But while the script (credited to Woolverton and screenwriting duo Noah Harpster and Micah Fitzerman-Blue) is packed with problems, Mistress of Evil is consistently entertaining, even when it’s not particularly consistent. What the film lacks in cohesion, it makes up for in ambition, gumption, and heart. Ellen Mirojnick’s stunning costume design is worth the price of admission alone.
Mistress of Evil also proves Disney has found an all-time great on-screen duo in Jolie and Fanning. It never gets old, watching Maleficent’s dark, stormy ways contrast with her daughter’s sunny disposition.

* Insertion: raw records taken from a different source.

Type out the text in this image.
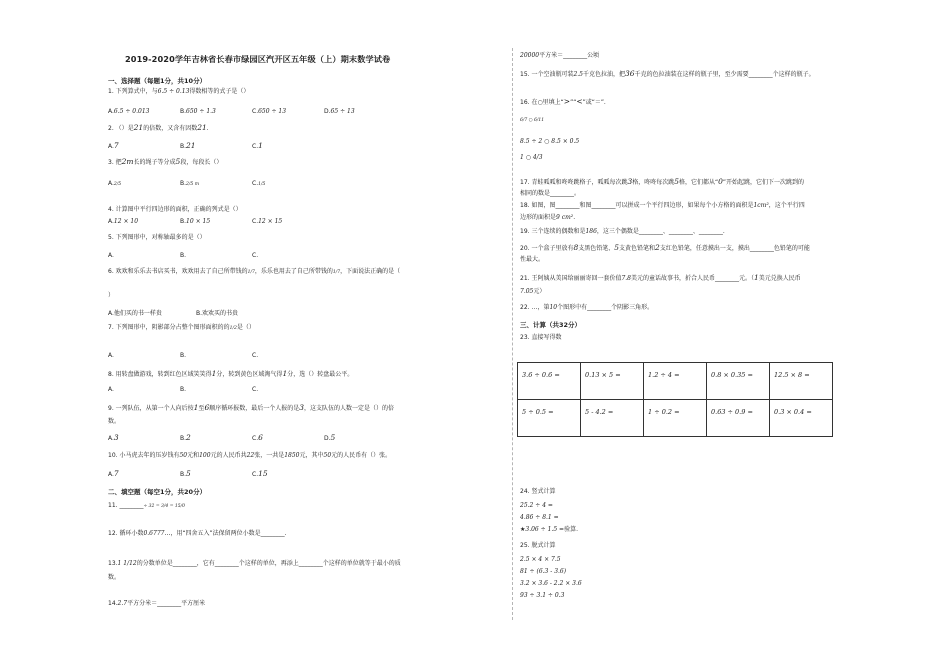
2019-2020学年吉林省长春市绿园区汽开区五年级（上）期末数学试卷
一、选择题（每题1分，共10分）
1. 下列算式中，与6.5 ÷ 0.13得数相等的式子是（）
A.6.5 ÷ 0.013	B.650 ÷ 1.3	C.650 ÷ 13	D.65 ÷ 13
2. （）是21的倍数，又含有因数21.
A.7	B.21	C.1
3. 把2m长的绳子等分成5段，每段长（）
A.2/5	B.2/5 m	C.1/5
4. 计算图中平行四边形的面积，正确的列式是（）
A.12 × 10	B.10 × 15	C.12 × 15
5. 下列图形中，对称轴最多的是（）
A.	B.	C.
6. 欢欢和乐乐去书店买书，欢欢用去了自己所带钱的1/7，乐乐也用去了自己所带钱的1/7，下面说法正确的是（
）
A.他们买的书一样贵	B.欢欢买的书贵
7. 下列图形中，阴影部分占整个图形面积的的1/2是（）
A.	B.	C.
8. 用转盘做游戏，转到红色区域笑笑得1分，转到黄色区域淘气得1分，选（）转盘最公平。
A.	B.	C.
9. 一列队伍，从第一个人向后按1至6顺序循环报数，最后一个人报的是3，这支队伍的人数一定是（）的倍
数。
A.3	B.2	C.6	D.5
10. 小马虎去年的压岁钱有50元和100元的人民币共22张，一共是1850元，其中50元的人民币有（）张。
A.7	B.5	C.15
二、填空题（每空1分，共20分）
11. ________÷ 32 = 3/4 = 15/0
12. 循环小数0.6777…，用“四舍五入”法保留两位小数是________.
13.1 1/12的分数单位是________，它有________个这样的单位，再添上________个这样的单位就等于最小的质
数。
14.2.7平方分米＝________平方厘米
20000平方米＝________公顷
15. 一个空油瓶可装2.5千克色拉油，把36千克的色拉油装在这样的瓶子里，至少需要________个这样的瓶子。
16. 在○里填上“>”“<”或“＝”.
6/7 ○ 6/11
8.5 ÷ 2 ○ 8.5 × 0.5
1 ○ 4/3
17. 青蛙呱呱和咚咚跳格子，呱呱每次跳3格，咚咚每次跳5格，它们都从“0”开始起跳，它们下一次跳到的
相同的数是________。
18. 如图，图________和图________可以拼成一个平行四边形，如果每个小方格的面积是1cm²，这个平行四
边形的面积是9 cm².
19. 三个连续的偶数和是186，这三个偶数是________、________、________.
20. 一个盒子里放有8支黑色铅笔、5支黄色铅笔和2支红色铅笔，任意摸出一支，摸出________色铅笔的可能
性最大。
21. 王阿姨从美国给丽丽寄回一套价值7.8美元的童话故事书，折合人民币________元。（1美元兑换人民币
7.05元）
22. …，第10个图形中有________个阴影三角形。
三、计算（共32分）
23. 直接写得数
3.6 ÷ 0.6 =	0.13 × 5 =	1.2 ÷ 4 =	0.8 × 0.35 =	12.5 × 8 =
5 ÷ 0.5 =	5 - 4.2 =	1 ÷ 0.2 =	0.63 ÷ 0.9 =	0.3 × 0.4 =
24. 竖式计算
25.2 ÷ 4 =
4.86 ÷ 8.1 =
★3.06 ÷ 1.5 =验算.
25. 脱式计算
2.5 × 4 × 7.5
81 ÷ (6.3 - 3.6)
3.2 × 3.6 - 2.2 × 3.6
93 ÷ 3.1 ÷ 0.3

Though it’s a shame the plot separates Maleficent and Aurora for most of the film, it at least ensures the moments when they do come together land even harder.
And while Maleficent has been established as a franchise that cares first and foremost about women, it offers a warm celebration of male allyship via Sam Riley’s doting raven shapeshifter Diaval (as delightful here as he was in the first film) and an appreciably humble, good-natured take on Prince Phillip. After a run of live-action Disney remakes that mostly play things safe, Maleficent: Mistress of Evil is a much needed swing-for-the-fences dose of originality. It doesn’t always hit it out of the park, but it’s wickedly fun to watch it try.